Besides growth, a self-reproducing compartment should be able to divide. Initial attempts were based on co-reconstitution of a minimal divisome with the polarizing Min-system. Recent developments allowed for Z-ring formation at the midcell, thereby providing a promising start toward binary fission, although alternatives to FtsZ such as the Cdv-system should be considered as well. The current research illustrates that in vitro engineering of division is not as easy as simply reconstituting the enzymes, but is a complicated process that requires detailed knowledge and a robust design. Linking continuous growth of phospholipid liposomal membranes to division, based on the reconstitution of purified enzymes, would provide an excellent starting point for a self-reproducing compartment.
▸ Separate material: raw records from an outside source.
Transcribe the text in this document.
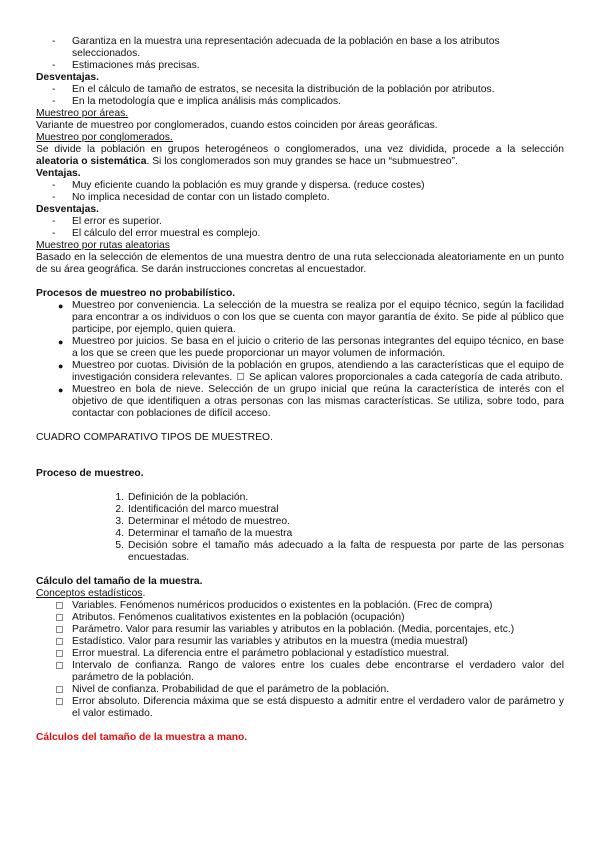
- Garantiza en la muestra una representación adecuada de la población en base a los atributos seleccionados.
- Estimaciones más precisas.
Desventajas.
- En el cálculo de tamaño de estratos, se necesita la distribución de la población por atributos.
- En la metodología que e implica análisis más complicados.
Muestreo por áreas.
Variante de muestreo por conglomerados, cuando estos coinciden por áreas georáficas.
Muestreo por conglomerados.
Se divide la población en grupos heterogéneos o conglomerados, una vez dividida, procede a la selección aleatoria o sistemática. Si los conglomerados son muy grandes se hace un “submuestreo”.
Ventajas.
- Muy eficiente cuando la población es muy grande y dispersa. (reduce costes)
- No implica necesidad de contar con un listado completo.
Desventajas.
- El error es superior.
- El cálculo del error muestral es complejo.
Muestreo por rutas aleatorias
Basado en la selección de elementos de una muestra dentro de una ruta seleccionada aleatoriamente en un punto de su área geográfica. Se darán instrucciones concretas al encuestador.
Procesos de muestreo no probabilístico.
● Muestreo por conveniencia. La selección de la muestra se realiza por el equipo técnico, según la facilidad para encontrar a os individuos o con los que se cuenta con mayor garantía de éxito. Se pide al público que participe, por ejemplo, quien quiera.
● Muestreo por juicios. Se basa en el juicio o criterio de las personas integrantes del equipo técnico, en base a los que se creen que les puede proporcionar un mayor volumen de información.
● Muestreo por cuotas. División de la población en grupos, atendiendo a las características que el equipo de investigación considera relevantes. Se aplican valores proporcionales a cada categoría de cada atributo.
● Muestreo en bola de nieve. Selección de un grupo inicial que reúna la característica de interés con el objetivo de que identifiquen a otras personas con las mismas características. Se utiliza, sobre todo, para contactar con poblaciones de difícil acceso.
CUADRO COMPARATIVO TIPOS DE MUESTREO.
Proceso de muestreo.
1. Definición de la población.
2. Identificación del marco muestral
3. Determinar el método de muestreo.
4. Determinar el tamaño de la muestra
5. Decisión sobre el tamaño más adecuado a la falta de respuesta por parte de las personas encuestadas.
Cálculo del tamaño de la muestra.
Conceptos estadísticos.
Variables. Fenómenos numéricos producidos o existentes en la población. (Frec de compra)
Atributos. Fenómenos cualitativos existentes en la población (ocupación)
Parámetro. Valor para resumir las variables y atributos en la población. (Media, porcentajes, etc.)
Estadístico. Valor para resumir las variables y atributos en la muestra (media muestral)
Error muestral. La diferencia entre el parámetro poblacional y estadístico muestral.
Intervalo de confianza. Rango de valores entre los cuales debe encontrarse el verdadero valor del parámetro de la población.
Nivel de confianza. Probabilidad de que el parámetro de la población.
Error absoluto. Diferencia máxima que se está dispuesto a admitir entre el verdadero valor de parámetro y el valor estimado.
Cálculos del tamaño de la muestra a mano.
Eventually, a synthetic minimal cell should rely on a DNA/RNA-based information storage system. Currently, the limited performance and complexity to synthesize many proteins simultaneously in a functional state within a liposomal compartment presents a formidable challenge in the bottom-up approach for building a synthetic cell. Moreover, events involved in transcription and translation will influence the enzymatically compartmental self-replication and vice versa. This creates a complex interplay in which there will not only be beneficial cross-talk, but also competition and incompatibilities are to be expected. Obviously, by adding new modules in a synthetic minimal cell, the complexity of controlling these processes will increase, and adequate tuning is required. Hence, first simple systems based on purified enzymes should be created, prior to their coupling with in vitro transcription/translation. By establishing partially functional synthetic cells, complete integration may become more feasible in the long run.